I made this video in my hotel room in Kyiv last night. I was preparing for the public lecture on the subject of “happiness” that I will give tomorrow. For reasons that I mention at the start of the video, I am a bit anxious about this lecture, and I was rehearsing. However, my conversations here with old friends, new students and colleagues, and even a clinical psychology professor this morning make me think that the topic is urgent and that my conversation-opener might have some value.

(By the way, if you look carefully at the building behind my shoulder, you can see a bricked-in hole on the upper floors, surrounded by dark marks. For all I know, there was a kitchen fire there, or a slow-moving structural problem due to bad construction. But I think it was probably a Russian drone. That shows the impact of part of a Russian drone that hit in May.)

from Ukraine (1)

I am aboard a train from Warsaw to Kyiv, well into Ukrainian territory now. I hope to write something of substance about my week in this country, but my main reflections should wait until I have listened and learned and found the right voice.
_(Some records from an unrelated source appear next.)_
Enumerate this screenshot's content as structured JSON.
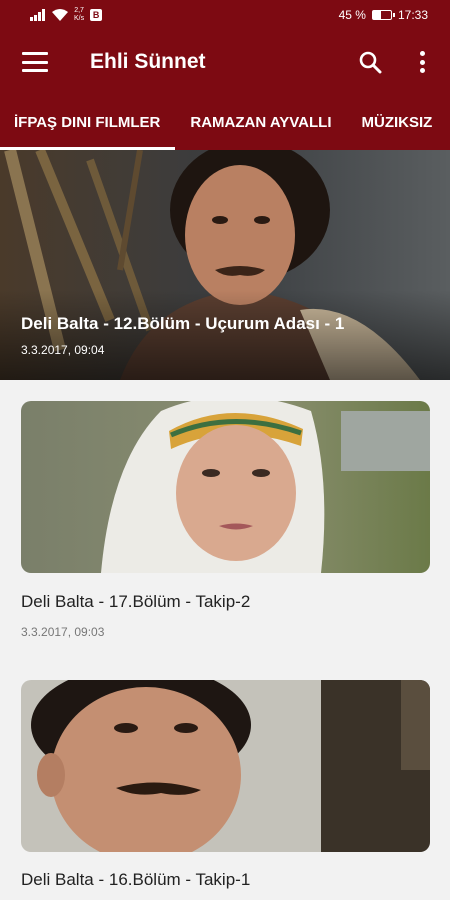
{
  "status": {
    "speed_value": "2,7",
    "speed_unit": "K/s",
    "b_badge": "B",
    "battery": "45 %",
    "battery_level": 0.45,
    "time": "17:33"
  },
  "app": {
    "title": "Ehli Sünnet"
  },
  "tabs": [
    {
      "label": "İFPAŞ DINI FILMLER",
      "active": true
    },
    {
      "label": "RAMAZAN AYVALLI",
      "active": false
    },
    {
      "label": "MÜZIKSIZ",
      "active": false
    }
  ],
  "featured": {
    "title": "Deli Balta - 12.Bölüm - Uçurum Adası - 1",
    "date": "3.3.2017, 09:04"
  },
  "videos": [
    {
      "title": "Deli Balta - 17.Bölüm - Takip-2",
      "date": "3.3.2017, 09:03"
    },
    {
      "title": "Deli Balta - 16.Bölüm - Takip-1",
      "date": ""
    }
  ],
  "colors": {
    "primary": "#7d0a12",
    "background": "#f2f2f2"
  },
  "icons": {
    "menu": "menu-icon",
    "search": "search-icon",
    "more": "more-vert-icon"
  }
}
I don’t want to pretend to any real knowledge based on a few days in a large country where I cannot even fluently decode the alphabet, let alone study the range of opinion. (I have been here three times before, but always as a brief and superficial observer, which will be the case again this week.)

And I want to find a voice than it not about me, because more than 35 million people live here all the time. Everyone else on this train holds a Ukrainian passport; I saw the whole stack in the arms of the border guard. The people who spend months and years in a war deserve attention, not the guy with the dark-blue passport who can leave when he wants.

I have come in solidarity. That is not a big thing to do; it is a small thing. But it is not nothing, and it seems important right now not to do nothing. Solidarity, plus a desire to learn from activists here, explains my visit.

For the moment, I will just share that a rail journey from Warsaw via Chelm to Kyiv seems haunted. It’s a journey from the site of the Warsaw ghetto, via a town where 60 Jews out of 15,000 survived, to the site of Babi Yar. Our path cuts through the Pale of Settlement, albeit perhaps south of its middle and south of the part of Belarus from which my paternal ancestors escaped in the early 1900s. Trains have rolled back and forth in this region with cargoes of people for mass murder and with soldiers to kill and be killed. (We are currently stopped in Kovel, whose large Jewish community was wiped out, for the most part on the single day of June 28, 1941).

The train that I am riding must have already served the Soviet Union, and the vast majority of the passengers today are women and small children—presumably because most Ukrainian men are not allowed to exit. As we move past farms and through birch-sprinkled woods, the past seems very close.